Historians relate the events of 1917, the Russian Civil War, the purges of the 1930s, the war with Nazi Germany and the Soviet collapse in 1991, but the deeper reasons for them and their psychological and social consequences have yet to find a place in the national consensus. The result is that Russians see their past as a vaguely horrific time, and because its underlying causes and effects remain so little understood, Russians have a vague dread that the same events might repeat themselves in the future.
That is why an increasing number of Russians are trying to escape impending disaster by taking flight — either by moving abroad, or for those without means, by moving away from the capital city.
However, the more people leave, the less chance remains to avert a disaster.
It is possible to reverse the negative trend. Russians need to understand their history and know themselves. They — we — sit in our Moscow apartments and plan our escape because we fear the people on the street below. We are alienated from each other. It is as if the Middle Ages never ended.
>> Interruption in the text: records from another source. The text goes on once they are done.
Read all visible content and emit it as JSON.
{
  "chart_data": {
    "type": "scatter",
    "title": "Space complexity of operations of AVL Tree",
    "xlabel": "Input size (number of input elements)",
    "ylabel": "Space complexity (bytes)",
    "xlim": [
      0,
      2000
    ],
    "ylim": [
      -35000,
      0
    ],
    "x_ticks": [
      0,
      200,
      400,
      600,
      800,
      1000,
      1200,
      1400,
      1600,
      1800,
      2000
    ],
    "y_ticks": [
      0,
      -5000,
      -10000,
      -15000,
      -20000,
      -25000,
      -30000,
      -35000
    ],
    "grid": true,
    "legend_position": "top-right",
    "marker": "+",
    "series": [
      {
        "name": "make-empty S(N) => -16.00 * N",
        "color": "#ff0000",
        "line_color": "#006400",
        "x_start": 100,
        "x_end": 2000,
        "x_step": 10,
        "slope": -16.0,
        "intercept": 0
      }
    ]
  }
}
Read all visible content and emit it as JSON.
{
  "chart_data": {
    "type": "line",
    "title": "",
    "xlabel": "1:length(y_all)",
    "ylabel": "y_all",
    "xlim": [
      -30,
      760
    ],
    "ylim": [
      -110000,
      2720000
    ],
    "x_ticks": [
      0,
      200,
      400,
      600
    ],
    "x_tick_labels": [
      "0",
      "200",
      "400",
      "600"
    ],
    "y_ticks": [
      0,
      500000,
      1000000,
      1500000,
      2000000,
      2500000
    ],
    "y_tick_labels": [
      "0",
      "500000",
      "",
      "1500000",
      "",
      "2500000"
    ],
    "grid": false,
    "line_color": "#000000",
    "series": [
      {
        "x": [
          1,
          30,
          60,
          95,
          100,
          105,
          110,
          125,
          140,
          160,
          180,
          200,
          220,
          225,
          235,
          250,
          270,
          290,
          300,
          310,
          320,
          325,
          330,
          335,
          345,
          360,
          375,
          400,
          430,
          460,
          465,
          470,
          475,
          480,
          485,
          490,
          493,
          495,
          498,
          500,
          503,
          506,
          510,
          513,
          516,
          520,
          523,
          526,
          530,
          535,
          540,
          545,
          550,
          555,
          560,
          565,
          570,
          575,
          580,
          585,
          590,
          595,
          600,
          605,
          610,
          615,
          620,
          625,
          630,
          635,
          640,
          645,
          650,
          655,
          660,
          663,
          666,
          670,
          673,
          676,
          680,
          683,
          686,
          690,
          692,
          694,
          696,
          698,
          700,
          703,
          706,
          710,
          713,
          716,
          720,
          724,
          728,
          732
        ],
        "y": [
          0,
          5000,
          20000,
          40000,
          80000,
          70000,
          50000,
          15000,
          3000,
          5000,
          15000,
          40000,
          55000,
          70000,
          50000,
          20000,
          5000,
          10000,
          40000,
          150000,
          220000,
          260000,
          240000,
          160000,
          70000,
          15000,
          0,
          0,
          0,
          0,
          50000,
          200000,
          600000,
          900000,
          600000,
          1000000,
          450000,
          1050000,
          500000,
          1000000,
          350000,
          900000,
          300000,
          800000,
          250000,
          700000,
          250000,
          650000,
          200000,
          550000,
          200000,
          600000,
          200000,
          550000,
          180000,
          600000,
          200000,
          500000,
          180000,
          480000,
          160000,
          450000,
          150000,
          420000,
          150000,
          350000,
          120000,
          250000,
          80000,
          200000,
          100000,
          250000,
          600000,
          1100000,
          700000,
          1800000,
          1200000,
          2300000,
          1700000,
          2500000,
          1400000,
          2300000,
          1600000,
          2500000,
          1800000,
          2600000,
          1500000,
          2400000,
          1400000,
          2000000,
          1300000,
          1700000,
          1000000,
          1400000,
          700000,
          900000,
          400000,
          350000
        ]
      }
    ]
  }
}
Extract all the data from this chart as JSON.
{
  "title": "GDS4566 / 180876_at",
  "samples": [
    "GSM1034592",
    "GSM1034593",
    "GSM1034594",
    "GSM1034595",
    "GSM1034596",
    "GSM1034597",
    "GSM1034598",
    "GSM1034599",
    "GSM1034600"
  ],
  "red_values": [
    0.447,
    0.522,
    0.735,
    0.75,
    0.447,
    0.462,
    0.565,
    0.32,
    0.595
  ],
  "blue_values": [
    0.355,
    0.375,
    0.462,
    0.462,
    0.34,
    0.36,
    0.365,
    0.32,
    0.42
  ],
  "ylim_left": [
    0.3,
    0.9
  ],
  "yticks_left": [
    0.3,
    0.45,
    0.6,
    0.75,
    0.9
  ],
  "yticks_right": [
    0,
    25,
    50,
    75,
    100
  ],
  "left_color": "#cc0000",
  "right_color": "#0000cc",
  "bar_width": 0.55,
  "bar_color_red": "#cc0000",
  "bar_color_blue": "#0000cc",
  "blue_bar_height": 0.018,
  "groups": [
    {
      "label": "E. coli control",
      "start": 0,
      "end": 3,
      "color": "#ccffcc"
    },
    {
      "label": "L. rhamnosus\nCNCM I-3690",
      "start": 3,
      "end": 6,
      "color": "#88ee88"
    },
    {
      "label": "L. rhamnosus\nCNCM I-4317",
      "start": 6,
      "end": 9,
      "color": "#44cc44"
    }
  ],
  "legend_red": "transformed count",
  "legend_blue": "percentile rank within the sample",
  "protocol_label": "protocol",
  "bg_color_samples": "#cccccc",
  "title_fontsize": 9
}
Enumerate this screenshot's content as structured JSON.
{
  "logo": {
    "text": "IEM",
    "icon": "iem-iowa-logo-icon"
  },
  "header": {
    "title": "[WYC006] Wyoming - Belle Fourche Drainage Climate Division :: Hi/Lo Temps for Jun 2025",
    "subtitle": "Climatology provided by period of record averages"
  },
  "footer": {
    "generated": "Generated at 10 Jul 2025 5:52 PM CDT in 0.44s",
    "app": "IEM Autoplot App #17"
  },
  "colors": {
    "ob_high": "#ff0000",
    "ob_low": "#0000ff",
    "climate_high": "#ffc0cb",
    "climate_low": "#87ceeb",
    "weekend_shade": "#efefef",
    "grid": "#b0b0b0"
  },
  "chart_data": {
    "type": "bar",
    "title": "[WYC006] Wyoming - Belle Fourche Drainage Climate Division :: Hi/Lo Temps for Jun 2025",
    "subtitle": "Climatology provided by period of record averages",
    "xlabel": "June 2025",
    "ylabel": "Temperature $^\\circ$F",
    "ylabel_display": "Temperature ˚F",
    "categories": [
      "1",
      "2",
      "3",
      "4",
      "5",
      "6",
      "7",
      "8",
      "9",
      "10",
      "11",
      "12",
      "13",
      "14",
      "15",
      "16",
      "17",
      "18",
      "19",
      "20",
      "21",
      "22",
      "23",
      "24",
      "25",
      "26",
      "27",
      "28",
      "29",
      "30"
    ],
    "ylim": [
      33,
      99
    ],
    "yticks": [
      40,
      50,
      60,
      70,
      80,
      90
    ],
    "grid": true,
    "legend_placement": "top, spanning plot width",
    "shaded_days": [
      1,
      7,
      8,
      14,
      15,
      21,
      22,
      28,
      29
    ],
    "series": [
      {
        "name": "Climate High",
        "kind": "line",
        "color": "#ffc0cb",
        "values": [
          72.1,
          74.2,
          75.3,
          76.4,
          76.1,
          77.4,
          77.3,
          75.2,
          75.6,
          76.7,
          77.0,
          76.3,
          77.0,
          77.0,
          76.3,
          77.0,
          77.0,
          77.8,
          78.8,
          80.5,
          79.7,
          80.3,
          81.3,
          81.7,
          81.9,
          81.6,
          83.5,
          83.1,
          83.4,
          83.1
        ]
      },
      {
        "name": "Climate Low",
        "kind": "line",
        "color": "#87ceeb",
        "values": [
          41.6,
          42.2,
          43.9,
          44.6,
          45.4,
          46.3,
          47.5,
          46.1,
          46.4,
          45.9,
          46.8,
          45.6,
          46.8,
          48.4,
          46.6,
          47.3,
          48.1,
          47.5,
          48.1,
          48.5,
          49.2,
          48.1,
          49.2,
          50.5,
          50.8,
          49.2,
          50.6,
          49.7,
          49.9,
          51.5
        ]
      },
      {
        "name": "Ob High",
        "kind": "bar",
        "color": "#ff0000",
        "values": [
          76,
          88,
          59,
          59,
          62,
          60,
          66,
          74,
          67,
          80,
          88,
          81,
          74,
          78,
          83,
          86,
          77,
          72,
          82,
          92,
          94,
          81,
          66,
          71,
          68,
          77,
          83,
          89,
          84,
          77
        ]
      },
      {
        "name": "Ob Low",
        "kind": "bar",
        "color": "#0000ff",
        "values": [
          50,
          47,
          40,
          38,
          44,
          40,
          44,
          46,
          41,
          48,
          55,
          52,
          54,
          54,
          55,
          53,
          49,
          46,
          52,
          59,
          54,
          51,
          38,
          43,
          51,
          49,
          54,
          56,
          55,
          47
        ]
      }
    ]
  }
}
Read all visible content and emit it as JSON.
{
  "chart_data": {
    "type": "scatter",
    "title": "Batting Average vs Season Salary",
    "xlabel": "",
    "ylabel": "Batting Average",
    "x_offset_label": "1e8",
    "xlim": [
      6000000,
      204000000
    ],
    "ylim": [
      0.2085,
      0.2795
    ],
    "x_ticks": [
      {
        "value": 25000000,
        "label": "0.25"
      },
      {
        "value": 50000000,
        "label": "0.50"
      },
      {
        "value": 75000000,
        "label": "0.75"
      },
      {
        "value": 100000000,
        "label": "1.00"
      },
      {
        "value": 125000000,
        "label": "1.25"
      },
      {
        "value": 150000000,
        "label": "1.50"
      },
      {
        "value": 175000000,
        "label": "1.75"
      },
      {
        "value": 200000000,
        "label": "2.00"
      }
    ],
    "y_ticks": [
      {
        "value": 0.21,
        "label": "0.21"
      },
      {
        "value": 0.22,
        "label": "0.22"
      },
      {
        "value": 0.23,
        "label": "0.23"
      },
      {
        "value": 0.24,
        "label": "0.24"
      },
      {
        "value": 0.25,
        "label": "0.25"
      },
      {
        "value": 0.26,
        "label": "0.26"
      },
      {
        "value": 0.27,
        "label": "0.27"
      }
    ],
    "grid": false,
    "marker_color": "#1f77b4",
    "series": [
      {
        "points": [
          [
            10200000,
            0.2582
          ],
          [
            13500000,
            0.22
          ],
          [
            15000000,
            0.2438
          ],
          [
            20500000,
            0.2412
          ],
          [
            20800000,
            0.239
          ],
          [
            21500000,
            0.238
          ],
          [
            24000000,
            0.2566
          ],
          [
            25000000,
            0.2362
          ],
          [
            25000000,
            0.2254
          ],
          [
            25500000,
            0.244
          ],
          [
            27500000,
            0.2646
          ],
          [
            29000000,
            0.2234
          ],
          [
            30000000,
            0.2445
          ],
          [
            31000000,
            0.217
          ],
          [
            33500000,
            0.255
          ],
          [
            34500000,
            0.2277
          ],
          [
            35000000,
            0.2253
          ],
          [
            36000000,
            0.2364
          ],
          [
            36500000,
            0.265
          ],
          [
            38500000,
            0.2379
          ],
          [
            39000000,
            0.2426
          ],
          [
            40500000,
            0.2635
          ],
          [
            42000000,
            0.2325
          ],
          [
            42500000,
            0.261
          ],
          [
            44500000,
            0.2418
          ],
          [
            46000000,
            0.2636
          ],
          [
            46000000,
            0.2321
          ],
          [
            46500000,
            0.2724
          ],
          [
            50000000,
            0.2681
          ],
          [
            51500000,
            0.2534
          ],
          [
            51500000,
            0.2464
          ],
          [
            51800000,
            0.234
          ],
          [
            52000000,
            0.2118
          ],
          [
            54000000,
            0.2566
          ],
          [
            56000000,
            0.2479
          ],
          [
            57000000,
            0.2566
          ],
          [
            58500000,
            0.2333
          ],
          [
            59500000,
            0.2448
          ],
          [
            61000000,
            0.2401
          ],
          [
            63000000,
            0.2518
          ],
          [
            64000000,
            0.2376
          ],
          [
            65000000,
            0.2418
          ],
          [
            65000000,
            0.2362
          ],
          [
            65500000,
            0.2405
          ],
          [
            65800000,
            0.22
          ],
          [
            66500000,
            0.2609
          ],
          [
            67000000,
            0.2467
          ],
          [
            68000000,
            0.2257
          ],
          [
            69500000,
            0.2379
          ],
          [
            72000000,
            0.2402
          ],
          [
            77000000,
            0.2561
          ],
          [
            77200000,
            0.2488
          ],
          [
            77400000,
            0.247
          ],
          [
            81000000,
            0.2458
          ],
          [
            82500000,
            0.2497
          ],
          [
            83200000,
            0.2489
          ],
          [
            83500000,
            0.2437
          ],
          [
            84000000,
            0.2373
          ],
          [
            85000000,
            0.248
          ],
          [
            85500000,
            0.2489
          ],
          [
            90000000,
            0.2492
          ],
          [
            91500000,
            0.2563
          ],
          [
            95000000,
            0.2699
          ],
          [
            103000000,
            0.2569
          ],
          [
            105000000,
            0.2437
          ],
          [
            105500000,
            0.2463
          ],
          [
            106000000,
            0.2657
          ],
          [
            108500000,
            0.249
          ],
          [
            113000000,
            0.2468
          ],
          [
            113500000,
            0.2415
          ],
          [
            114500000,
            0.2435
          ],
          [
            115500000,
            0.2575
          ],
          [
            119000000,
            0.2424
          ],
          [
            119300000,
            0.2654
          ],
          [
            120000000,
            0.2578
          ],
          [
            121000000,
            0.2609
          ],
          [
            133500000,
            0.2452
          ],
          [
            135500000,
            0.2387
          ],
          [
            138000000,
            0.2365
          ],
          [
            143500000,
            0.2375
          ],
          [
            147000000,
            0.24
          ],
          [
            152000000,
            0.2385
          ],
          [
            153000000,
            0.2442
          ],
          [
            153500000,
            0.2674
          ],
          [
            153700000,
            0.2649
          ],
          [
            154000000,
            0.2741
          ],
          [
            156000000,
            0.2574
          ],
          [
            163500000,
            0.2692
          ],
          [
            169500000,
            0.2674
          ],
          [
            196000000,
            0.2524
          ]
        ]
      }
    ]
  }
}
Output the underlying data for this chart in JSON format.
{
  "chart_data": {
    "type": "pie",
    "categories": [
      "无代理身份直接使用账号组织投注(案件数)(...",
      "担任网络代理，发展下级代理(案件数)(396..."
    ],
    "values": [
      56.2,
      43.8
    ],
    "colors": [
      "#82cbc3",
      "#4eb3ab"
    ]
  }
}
Our experience shows that our fears are not unfounded. But it also shows that those fears might be exaggerated.
The only way to find out how things really stand is to get to know and build bridges between each other. That is much simpler than rethinking national history. What's more, it does not require any special effort.
When a person gets cold, he can warm himself by focusing his thoughts away from the cold and taking long, deep breaths. In the same way, Russians need to shift their thoughts away from some impending disaster and take a longer-term approach to life than a focus on the opening and closing ruble exchange rate each day.
It helps to get into that broader rhythm now, at the start of the school year. I, for example, started school in 1983, in the post-Brezhnev period of the Soviet Union at the peak of the Cold War. I graduated in 1993, in what had become a completely different country and a radically changed world.
Hundreds of thousands of Russian children started school on Sept. 1. They will also graduate in what will be a completely different national and international environment. Even now, Russia is not the country we see portrayed on state-controlled television.
Ivan Sukhov is a journalist who has covered conflicts in Russia and the CIS for the past 15 years.